According to police records, all those issued trespassing summonses were from out of town.
“Plum Island is a tight-knit community. I just got the feel the residents know what’s going on and know to respect the safety issues and give the homeowners and property owners their privacy,” Reilly said, in regard to that fact.
Story said a factor that led to the beach reopening was a community cleanup of the beach this week. About 60 people took part in Monday’s grass-roots clean-up effort, collecting enough wood, snow fencing and other debris to fill a large Dumpster and a separate bonfire-sized pile of refuse. Coordinating the effort at Plum Island Taxpayers Association hall was Newbury conservation agent Doug Packer with assistance from Plum Island state Sen. Bruce Tarr, R-Gloucester.
“I’m glad the beaches are open and we want to thank all the people who cleaned it up and made it possible,” Story said.

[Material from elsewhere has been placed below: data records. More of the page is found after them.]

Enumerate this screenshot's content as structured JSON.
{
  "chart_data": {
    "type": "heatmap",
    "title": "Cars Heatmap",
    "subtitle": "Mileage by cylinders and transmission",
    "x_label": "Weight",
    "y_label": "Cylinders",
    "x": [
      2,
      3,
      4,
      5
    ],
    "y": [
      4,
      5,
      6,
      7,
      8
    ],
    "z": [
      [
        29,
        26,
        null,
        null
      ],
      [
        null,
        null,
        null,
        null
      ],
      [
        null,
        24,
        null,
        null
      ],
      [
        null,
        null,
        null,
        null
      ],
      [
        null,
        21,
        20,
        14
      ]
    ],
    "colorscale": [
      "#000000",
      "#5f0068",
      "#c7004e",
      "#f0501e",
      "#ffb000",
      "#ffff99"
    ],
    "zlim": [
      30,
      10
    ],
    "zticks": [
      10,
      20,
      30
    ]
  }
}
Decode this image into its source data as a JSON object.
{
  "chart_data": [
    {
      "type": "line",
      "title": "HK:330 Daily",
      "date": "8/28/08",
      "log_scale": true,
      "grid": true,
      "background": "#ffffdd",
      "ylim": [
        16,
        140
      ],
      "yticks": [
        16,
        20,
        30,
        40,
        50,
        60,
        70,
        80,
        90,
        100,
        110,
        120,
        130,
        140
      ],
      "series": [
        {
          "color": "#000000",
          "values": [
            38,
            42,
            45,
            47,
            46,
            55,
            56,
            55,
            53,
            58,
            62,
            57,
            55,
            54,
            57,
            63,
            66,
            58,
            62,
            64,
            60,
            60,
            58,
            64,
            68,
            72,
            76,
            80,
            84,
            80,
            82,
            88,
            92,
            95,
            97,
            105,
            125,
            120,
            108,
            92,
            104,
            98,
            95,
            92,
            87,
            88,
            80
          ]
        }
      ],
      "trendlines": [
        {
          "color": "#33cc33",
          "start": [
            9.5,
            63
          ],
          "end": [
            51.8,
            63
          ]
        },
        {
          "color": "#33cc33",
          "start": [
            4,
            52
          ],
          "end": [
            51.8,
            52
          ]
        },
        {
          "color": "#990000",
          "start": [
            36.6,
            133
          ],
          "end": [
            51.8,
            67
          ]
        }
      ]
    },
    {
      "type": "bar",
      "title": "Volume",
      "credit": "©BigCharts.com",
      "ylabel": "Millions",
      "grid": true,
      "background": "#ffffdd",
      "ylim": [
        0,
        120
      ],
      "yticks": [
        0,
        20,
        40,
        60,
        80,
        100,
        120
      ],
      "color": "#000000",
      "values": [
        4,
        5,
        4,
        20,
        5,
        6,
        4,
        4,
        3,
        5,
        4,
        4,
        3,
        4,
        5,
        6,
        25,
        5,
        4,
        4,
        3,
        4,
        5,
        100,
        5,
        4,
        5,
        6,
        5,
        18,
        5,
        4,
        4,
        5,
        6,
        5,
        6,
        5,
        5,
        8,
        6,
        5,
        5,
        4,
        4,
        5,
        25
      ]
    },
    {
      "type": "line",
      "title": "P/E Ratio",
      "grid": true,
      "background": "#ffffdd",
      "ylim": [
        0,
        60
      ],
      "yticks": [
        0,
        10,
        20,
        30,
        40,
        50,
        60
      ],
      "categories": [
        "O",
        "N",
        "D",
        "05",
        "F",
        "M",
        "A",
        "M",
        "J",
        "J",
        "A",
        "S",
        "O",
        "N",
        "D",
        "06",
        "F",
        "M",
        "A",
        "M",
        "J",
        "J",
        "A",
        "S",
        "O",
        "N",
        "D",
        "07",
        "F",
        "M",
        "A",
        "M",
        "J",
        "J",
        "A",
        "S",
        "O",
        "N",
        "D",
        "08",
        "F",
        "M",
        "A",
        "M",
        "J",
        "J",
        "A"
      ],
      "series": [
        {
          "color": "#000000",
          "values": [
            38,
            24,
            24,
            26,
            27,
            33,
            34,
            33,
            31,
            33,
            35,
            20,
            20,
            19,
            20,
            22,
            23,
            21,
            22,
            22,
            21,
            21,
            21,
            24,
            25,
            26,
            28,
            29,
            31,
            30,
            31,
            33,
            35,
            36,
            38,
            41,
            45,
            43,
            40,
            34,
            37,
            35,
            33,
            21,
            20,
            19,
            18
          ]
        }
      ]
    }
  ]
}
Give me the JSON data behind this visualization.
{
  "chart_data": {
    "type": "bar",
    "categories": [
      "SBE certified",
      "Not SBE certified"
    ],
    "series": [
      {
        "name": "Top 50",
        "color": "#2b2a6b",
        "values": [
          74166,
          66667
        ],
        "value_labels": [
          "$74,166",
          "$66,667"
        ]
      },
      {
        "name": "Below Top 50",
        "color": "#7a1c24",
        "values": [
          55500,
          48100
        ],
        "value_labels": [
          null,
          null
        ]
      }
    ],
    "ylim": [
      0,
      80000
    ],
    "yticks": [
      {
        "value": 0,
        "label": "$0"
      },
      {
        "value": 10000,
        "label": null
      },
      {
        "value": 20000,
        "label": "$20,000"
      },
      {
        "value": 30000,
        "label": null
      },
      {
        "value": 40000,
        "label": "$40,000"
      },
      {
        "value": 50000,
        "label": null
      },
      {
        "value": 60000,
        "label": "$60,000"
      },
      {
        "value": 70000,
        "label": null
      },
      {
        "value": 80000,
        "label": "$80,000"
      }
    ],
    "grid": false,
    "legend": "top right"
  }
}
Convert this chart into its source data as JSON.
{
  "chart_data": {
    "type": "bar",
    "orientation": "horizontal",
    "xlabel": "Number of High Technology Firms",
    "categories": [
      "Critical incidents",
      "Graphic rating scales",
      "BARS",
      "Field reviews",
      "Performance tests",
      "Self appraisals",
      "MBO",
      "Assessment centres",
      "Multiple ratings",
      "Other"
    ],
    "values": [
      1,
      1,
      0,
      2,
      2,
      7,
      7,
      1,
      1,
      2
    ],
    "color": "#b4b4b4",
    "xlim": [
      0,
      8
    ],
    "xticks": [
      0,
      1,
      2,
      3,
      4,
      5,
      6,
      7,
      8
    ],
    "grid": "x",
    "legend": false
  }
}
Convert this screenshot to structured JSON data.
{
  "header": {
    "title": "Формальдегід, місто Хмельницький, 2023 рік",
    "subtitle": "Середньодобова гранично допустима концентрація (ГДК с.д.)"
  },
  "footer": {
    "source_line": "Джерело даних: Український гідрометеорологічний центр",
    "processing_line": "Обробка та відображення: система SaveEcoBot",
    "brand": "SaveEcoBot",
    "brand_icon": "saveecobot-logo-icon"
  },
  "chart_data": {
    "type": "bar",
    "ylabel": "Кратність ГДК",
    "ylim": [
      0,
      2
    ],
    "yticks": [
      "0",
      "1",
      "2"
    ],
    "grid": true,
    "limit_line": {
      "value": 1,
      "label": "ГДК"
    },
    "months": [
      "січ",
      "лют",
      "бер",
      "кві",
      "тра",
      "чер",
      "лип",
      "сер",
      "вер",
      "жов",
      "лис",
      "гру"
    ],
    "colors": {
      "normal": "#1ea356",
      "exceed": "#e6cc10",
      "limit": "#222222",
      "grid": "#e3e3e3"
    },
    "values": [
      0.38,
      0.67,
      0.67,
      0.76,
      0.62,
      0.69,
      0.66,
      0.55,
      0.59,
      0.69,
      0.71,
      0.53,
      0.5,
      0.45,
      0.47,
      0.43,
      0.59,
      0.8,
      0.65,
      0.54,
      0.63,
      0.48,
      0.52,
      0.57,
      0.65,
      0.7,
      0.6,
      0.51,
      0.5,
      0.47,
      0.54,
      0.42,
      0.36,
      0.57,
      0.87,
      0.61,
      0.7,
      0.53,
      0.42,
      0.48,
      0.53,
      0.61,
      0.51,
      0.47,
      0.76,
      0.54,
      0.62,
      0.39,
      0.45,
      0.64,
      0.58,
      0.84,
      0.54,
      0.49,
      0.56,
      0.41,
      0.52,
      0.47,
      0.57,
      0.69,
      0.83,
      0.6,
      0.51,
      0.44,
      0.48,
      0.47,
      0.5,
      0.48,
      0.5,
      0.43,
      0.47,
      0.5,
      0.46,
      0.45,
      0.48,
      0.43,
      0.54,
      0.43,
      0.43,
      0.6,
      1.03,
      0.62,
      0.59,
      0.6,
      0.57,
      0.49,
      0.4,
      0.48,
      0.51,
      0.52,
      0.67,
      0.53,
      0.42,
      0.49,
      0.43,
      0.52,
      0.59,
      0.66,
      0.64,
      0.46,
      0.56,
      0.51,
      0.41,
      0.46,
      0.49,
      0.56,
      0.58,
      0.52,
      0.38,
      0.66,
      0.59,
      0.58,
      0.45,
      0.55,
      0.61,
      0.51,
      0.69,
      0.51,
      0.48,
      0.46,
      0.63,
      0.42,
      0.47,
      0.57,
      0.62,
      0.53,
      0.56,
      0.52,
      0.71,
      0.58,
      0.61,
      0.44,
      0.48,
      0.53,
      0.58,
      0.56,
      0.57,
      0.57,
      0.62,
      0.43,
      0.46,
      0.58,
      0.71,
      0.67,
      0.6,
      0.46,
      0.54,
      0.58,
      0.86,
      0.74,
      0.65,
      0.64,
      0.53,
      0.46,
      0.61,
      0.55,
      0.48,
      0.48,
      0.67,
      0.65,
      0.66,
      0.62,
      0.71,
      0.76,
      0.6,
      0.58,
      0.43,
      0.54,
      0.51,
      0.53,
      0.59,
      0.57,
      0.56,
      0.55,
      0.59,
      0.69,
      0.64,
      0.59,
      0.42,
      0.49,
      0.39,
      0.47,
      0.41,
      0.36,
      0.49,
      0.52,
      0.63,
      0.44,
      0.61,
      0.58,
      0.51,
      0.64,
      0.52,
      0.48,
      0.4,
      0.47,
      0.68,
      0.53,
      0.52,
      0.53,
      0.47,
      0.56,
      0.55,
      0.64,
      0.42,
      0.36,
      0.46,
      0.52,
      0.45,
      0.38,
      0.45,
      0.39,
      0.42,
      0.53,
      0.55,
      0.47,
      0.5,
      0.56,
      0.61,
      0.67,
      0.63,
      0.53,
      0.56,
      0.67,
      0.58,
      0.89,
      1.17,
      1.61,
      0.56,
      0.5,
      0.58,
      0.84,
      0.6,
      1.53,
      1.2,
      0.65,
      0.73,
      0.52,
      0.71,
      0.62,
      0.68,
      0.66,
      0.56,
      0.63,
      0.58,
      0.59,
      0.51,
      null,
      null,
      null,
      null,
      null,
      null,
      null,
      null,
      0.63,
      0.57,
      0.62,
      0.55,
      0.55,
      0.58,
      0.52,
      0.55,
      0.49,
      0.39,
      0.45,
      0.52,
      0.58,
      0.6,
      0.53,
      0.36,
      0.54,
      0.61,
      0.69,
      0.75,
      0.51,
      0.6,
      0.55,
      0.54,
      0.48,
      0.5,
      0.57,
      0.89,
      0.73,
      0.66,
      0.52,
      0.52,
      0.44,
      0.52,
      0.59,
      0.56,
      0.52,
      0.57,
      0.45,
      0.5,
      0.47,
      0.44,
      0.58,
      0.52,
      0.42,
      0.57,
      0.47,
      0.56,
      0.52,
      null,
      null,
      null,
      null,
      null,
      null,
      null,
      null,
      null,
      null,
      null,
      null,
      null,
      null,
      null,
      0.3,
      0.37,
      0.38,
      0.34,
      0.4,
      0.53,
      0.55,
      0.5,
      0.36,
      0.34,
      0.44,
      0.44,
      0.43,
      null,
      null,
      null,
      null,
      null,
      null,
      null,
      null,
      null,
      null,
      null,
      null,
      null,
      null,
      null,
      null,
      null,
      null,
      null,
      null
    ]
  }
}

The announcement came less than a week before the annual start of the piping plover nesting season that results in the closure of the beach at the nearby Parker River National Wildlife Refuge. From April 1 to at least July, the refuge’s 6 miles of beaches will be off-limits to visitors to provide the federal endangered species an undisturbed nesting habitat. Officials at Parker River National Wildlife Refuge said generally the entire beach is reopened to the public by mid- to late August.